Kluczem do sukcesu PPK jest to, aby uczestniczyło w nim jak najwięcej osób. Stąd też automatyczny zapis. Jednocześnie każdy będzie mógł z programu zrezygnować. Bo Pracownicze Plany Kapitałowe to III-filarowy program  dobrowolnych oszczędności. Na początku mówiono, że sukcesem będzie jeśli 70 proc. pracowników zostanie w PPK, teraz mówi się już tylko o 50 proc. Czyli sukcesem będzie, jeśli w ciągu najbliższych kilku lat 50 proc. tych osób, które mogą uczestniczyć w programie, w nim pozostanie. 

– Miejmy nadzieję, że to 50 proc. to asekuracyjne założenie. I że każdy, kto będzie miał możliwość bycia zapisanym do PPK rozważy to, co jest dla niego najbardziej korzystne. Jeśli ktoś uzna, że zostało mu do emerytury mało czasu, i dużo nie uzbiera, bo ma niskie wynagrodzenie, i nie zależy mu na tych środkach, to zapewne takie osoby będą rezygnowały – wyjaśnia gość radiowej Jedynki.

I dodaje, że te wszystkie osoby, które z kolei zobaczą, iż w perspektywie 10, 20 czy 30 lat, odkładając środki ze swojego wynagrodzenia mają szansę uzyskać dość pokaźną pulę środków, z której  będą mogli skorzystać, będą mogli je realnie wypłacić, to będą chcieli rozważyć czy jednak nie zostać w PPK.

– I to będzie ten czynnik sukcesu. Taka osobista, indywidualna zaradność wszystkich Polaków – podkreśla dr Antoni Kolek.

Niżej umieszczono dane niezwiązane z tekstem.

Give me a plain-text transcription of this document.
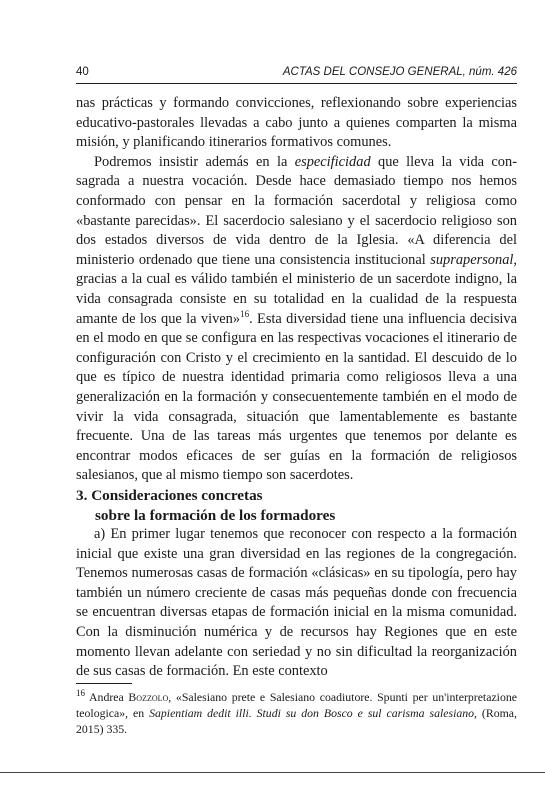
40	ACTAS DEL CONSEJO GENERAL, núm. 426

nas prácticas y formando convicciones, reflexionando sobre experiencias educativo-pastorales llevadas a cabo junto a quienes comparten la misma misión, y planificando itinerarios formativos comunes.

Podremos insistir además en la especificidad que lleva la vida consagrada a nuestra vocación. Desde hace demasiado tiempo nos hemos conformado con pensar en la formación sacerdotal y religiosa como «bastante parecidas». El sacerdocio salesiano y el sacerdocio religioso son dos estados diversos de vida dentro de la Iglesia. «A diferencia del ministerio ordenado que tiene una consistencia institucional suprapersonal, gracias a la cual es válido también el ministerio de un sacerdote indigno, la vida consagrada consiste en su totalidad en la cualidad de la respuesta amante de los que la viven»$^{16}$. Esta diversidad tiene una influencia decisiva en el modo en que se configura en las respectivas vocaciones el itinerario de configuración con Cristo y el crecimiento en la santidad. El descuido de lo que es típico de nuestra identidad primaria como religiosos lleva a una generalización en la formación y consecuentemente también en el modo de vivir la vida consagrada, situación que lamentablemente es bastante frecuente. Una de las tareas más urgentes que tenemos por delante es encontrar modos eficaces de ser guías en la formación de religiosos salesianos, que al mismo tiempo son sacerdotes.

3. Consideraciones concretas
sobre la formación de los formadores

a) En primer lugar tenemos que reconocer con respecto a la formación inicial que existe una gran diversidad en las regiones de la congregación. Tenemos numerosas casas de formación «clásicas» en su tipología, pero hay también un número creciente de casas más pequeñas donde con frecuencia se encuentran diversas etapas de formación inicial en la misma comunidad. Con la disminución numérica y de recursos hay Regiones que en este momento llevan adelante con seriedad y no sin dificultad la reorganización de sus casas de formación. En este contexto

$^{16}$ Andrea Bozzolo, «Salesiano prete e Salesiano coadiutore. Spunti per un'interpretazione teologica», en Sapientiam dedit illi. Studi su don Bosco e sul carisma salesiano, (Roma, 2015) 335.
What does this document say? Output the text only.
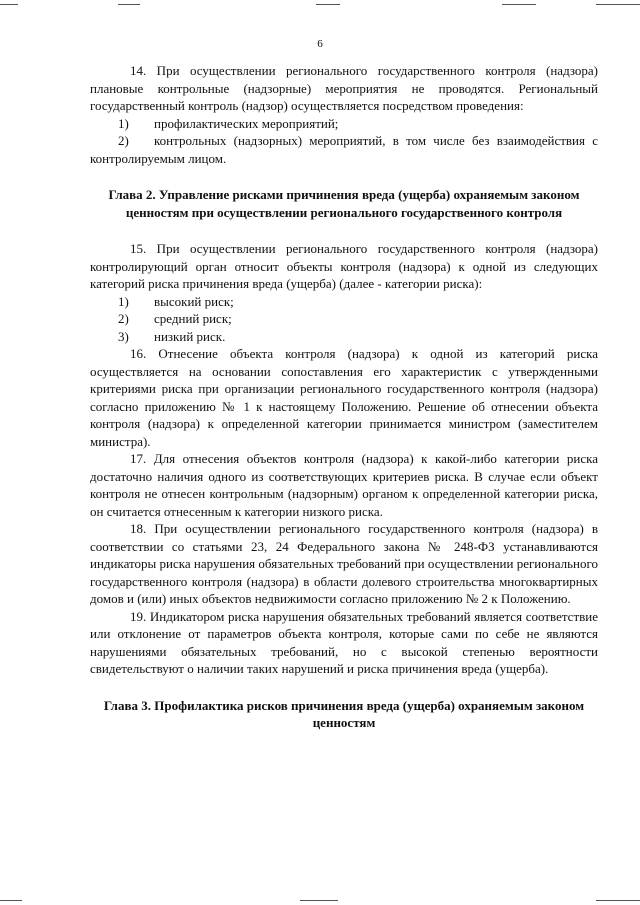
6

14. При осуществлении регионального государственного контроля (надзора) плановые контрольные (надзорные) мероприятия не проводятся. Региональный государственный контроль (надзор) осуществляется посредством проведения:

1)	профилактических мероприятий;

2) контрольных (надзорных) мероприятий, в том числе без взаимодействия с контролируемым лицом.

Глава 2. Управление рисками причинения вреда (ущерба) охраняемым законом ценностям при осуществлении регионального государственного контроля

15. При осуществлении регионального государственного контроля (надзора) контролирующий орган относит объекты контроля (надзора) к одной из следующих категорий риска причинения вреда (ущерба) (далее - категории риска):

1)	высокий риск;
2)	средний риск;
3)	низкий риск.

16. Отнесение объекта контроля (надзора) к одной из категорий риска осуществляется на основании сопоставления его характеристик с утвержденными критериями риска при организации регионального государственного контроля (надзора) согласно приложению № 1 к настоящему Положению. Решение об отнесении объекта контроля (надзора) к определенной категории принимается министром (заместителем министра).

17. Для отнесения объектов контроля (надзора) к какой-либо категории риска достаточно наличия одного из соответствующих критериев риска. В случае если объект контроля не отнесен контрольным (надзорным) органом к определенной категории риска, он считается отнесенным к категории низкого риска.

18. При осуществлении регионального государственного контроля (надзора) в соответствии со статьями 23, 24 Федерального закона № 248-ФЗ устанавливаются индикаторы риска нарушения обязательных требований при осуществлении регионального государственного контроля (надзора) в области долевого строительства многоквартирных домов и (или) иных объектов недвижимости согласно приложению № 2 к Положению.

19. Индикатором риска нарушения обязательных требований является соответствие или отклонение от параметров объекта контроля, которые сами по себе не являются нарушениями обязательных требований, но с высокой степенью вероятности свидетельствуют о наличии таких нарушений и риска причинения вреда (ущерба).

Глава 3. Профилактика рисков причинения вреда (ущерба) охраняемым законом ценностям
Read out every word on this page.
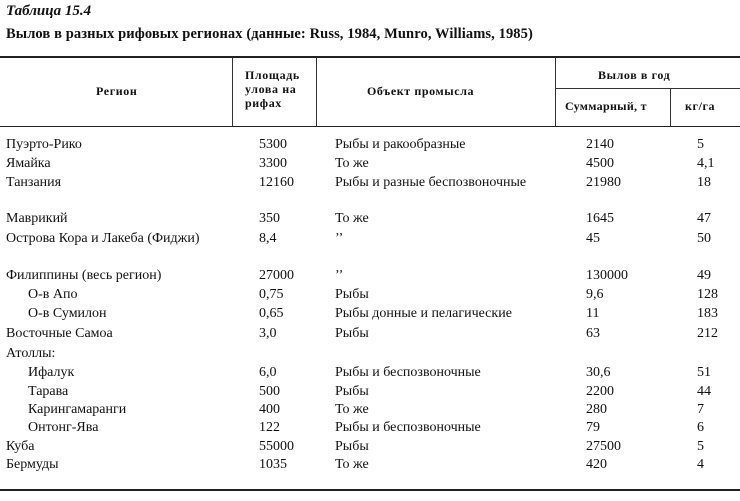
Таблица 15.4
Вылов в разных рифовых регионах (данные: Russ, 1984, Munro, Williams, 1985)
Регион
Площадь
улова на
рифах
Объект промысла
Вылов в год
Суммарный, т	кг/га
Пуэрто-Рико	5300	Рыбы и ракообразные	2140	5
Ямайка	3300	То же	4500	4,1
Танзания	12160	Рыбы и разные беспозвоночные	21980	18
Маврикий	350	То же	1645	47
Острова Кора и Лакеба (Фиджи)	8,4	’’	45	50
Филиппины (весь регион)	27000	’’	130000	49
О-в Апо	0,75	Рыбы	9,6	128
О-в Сумилон	0,65	Рыбы донные и пелагические	11	183
Восточные Самоа	3,0	Рыбы	63	212
Атоллы:
Ифалук	6,0	Рыбы и беспозвоночные	30,6	51
Тарава	500	Рыбы	2200	44
Карингамаранги	400	То же	280	7
Онтонг-Ява	122	Рыбы и беспозвоночные	79	6
Куба	55000	Рыбы	27500	5
Бермуды	1035	То же	420	4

Niska pensja – wyższa dopłata

W PPK zapewne zostaną ci, którzy lepiej zarabiają, bo oni nie odczują w swoich portfelach składki, którą będzie trzeba płacić. Poza tym, to właśnie ci lepiej zarabiający i więcej odkładający będą mogli zbudować taką bazę kapitałową, która fatycznie przyniesie im odczuwalnie wyższe emerytury. I w efekcie ci, którzy wypracują sobie wyższe świadczenia będą mieli je jeszcze wyższe, a ci, którym te dodatkowe środki na emeryturze mogłyby się faktycznie przydać i poprawić komfort życia, nie będą z niego korzystać.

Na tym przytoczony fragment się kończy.